Relevant investigations have shown that many Dabie-Sulu eclogitic rocks contain hydrous minerals and carbonates (epidote, zoisite, phengite, magnesite, dolomite, talc, clinohumite, etc.) (Zhang et al., 1994, Zhang et al., 1995, Zhang et al., 2000a, Liou et al., 1995, Liou et al., 2000, Yang and Jahn, 2000, Yang, 2003, Zhang et al., 2000b, Zhang et al., 2003), primary fluid inclusions in matrix minerals (e.g., Shen et al., 1996, You et al., 1996, Xiao et al., 2000, Xiao et al., 2001, Fu et al., 2001, Fu et al., 2003, Zhang et al., 2005a, Zhang et al., 2006d, Ferrando et al., 2005a, Ferrando et al., 2005b), as well as metamorphic veins (Castelli et al., 1998, Franz et al., 2001). These hydrous minerals, fluid inclusions and veins were formed at HP–UHP conditions, at pressures up to the stability fields of coesite and diamond. These characteristics provide a unique opportunity to constrain fluid–rock interactions during continental subduction and collision. Nevertheless, we still lack basic information on the compositions of fluids released from subducting slabs and its controlling factors. No direct, pristine fluid sample can be collected from the subduction environment. In addition, experimental study of fluids at the requisite high pressures and temperatures has proven to be a singular challenge (Manning, 2004). As a result, fundamental questions remain: are fluids in subducting zone dilute solutions or silicate-rich mixtures intermediate between H₂O and melt? How does mineral solubility and element partitioning change along the flow path? Answering these questions requires a better understanding of the chemical behavior of the fluid phase at greater depths (Manning, 2004).
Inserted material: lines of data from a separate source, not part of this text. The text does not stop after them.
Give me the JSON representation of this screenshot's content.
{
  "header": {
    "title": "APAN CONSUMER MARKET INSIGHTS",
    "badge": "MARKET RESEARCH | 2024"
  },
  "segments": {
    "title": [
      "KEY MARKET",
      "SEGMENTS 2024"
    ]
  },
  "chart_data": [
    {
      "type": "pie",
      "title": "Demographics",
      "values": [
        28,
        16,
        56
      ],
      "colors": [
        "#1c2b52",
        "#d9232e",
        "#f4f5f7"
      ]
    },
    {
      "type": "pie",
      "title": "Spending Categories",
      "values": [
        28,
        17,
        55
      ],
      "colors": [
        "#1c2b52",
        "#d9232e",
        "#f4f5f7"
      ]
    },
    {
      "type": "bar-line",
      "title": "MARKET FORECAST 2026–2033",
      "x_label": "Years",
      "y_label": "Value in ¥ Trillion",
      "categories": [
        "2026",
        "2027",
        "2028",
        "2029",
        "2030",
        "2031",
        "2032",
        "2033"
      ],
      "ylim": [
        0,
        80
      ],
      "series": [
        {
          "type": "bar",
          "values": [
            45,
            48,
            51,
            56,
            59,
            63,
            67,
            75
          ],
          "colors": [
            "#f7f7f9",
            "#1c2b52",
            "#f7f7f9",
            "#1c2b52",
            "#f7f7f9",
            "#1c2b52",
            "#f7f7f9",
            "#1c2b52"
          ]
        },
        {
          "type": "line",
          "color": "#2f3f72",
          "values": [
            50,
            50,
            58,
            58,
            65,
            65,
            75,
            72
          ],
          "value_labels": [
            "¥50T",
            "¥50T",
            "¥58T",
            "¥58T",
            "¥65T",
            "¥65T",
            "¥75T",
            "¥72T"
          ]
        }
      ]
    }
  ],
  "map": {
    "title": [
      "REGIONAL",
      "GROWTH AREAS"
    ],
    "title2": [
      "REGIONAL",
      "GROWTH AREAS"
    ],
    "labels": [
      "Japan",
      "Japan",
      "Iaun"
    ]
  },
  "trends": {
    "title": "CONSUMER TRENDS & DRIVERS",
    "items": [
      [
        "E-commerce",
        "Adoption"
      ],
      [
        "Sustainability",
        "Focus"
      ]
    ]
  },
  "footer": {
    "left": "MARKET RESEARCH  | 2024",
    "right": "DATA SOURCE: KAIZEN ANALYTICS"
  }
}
In this paper, we describe some complex UHP veins which are rich in hydrous phases (allanite, zoisite and epidote), and also contain significant amounts of rutile. These veins are hosted in UHP eclogites from the southern Sulu area and have not been described in previous studies of Dabie-Sulu UHP rocks. The petrology, mineral chemistry, and fluid inclusion data are combined to (1) constrain the composition of fluids generated in rocks that have been subducted to depths of more than 100 km, (2) evaluate the effect of fluid–melt interactions on element mobility at depths relevant to partial melting of the overlying mantle wedge, and (3) examine the major Nb and Ta fractionation in the released supercritical fluids and the residual UHP eclogite.